Friday, January 22, 2010

Ain't We All Amazing?

I got the nicest comment on one of my posts calling me "an amazing woman."

And, while I was ever so pitifully grateful that SOMEONE, somewhere, thinks I'm amazing, I know in my heart of hearts that I'm not.

Or, more to the point, that we all are.

When I look around at the women I know, we're all pretty darned amazing. We manage jobs, and houses, and spouses, and children, and grandchildren, and even our own parents, and somehow we manage to fit knitting  and friends in too.

Now, mind you, the women of previous generations managed most of those things, too, but I don't think they had nearly as much fun doing it as we do. Most of the women in my family were proud in a dour, Scottish/New England pilgrim kind of a way of the fact that they ... survived. They struggled through, with complaints never voiced but with an attitude that screamed that they were eking out a barren existence for themselves and their families against all odds. The sense of pride of accomplishment was often accompanied by a grim mouth and frown lines across the forehead.

And, by the way, we Never Air Our Dirty Linen in Public, so those women probably couldn't sit down at the local coffee shop and complain about what ungrateful rats their husbands and kids were, or that the bank was coming to foreclose on the South Forty.

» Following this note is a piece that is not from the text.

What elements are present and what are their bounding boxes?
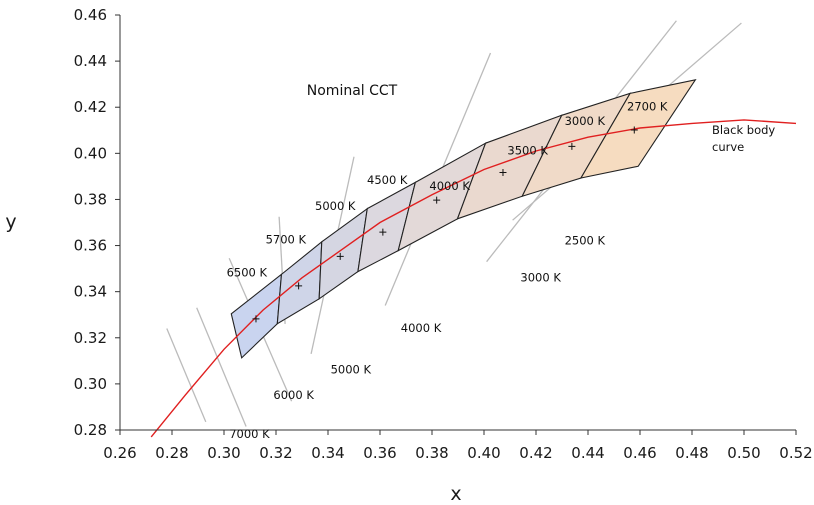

That Massachusetts blood still runs through my veins and every so often I can get that cranky feeling that I'm holding the entire world on my shoulders and damn it, you better appreciate the sacrifices I've made for you!

But not too often.

Most of the time, I have a pretty good time.

Of the women I know well, most have gone through something crappy in the last year or two--a husband with a health problem, or a kid with a divorce or a drug problem, or even the death of a parent or a spouse or a sibling or their own health issues.

And, amazingly, we're all still laughing and buying yarn and knitting wild and crazy knitted objects and taking and teaching classes and reading books and playing games and, basically, just enjoying Life on Life's Terms. We sit around tables and knit together and share our successes and occasionally our failures and we don't worry too much about our frown lines.

Amazing, isn't it?

EZ was right: Knit on, with confidence and hope, through all crises.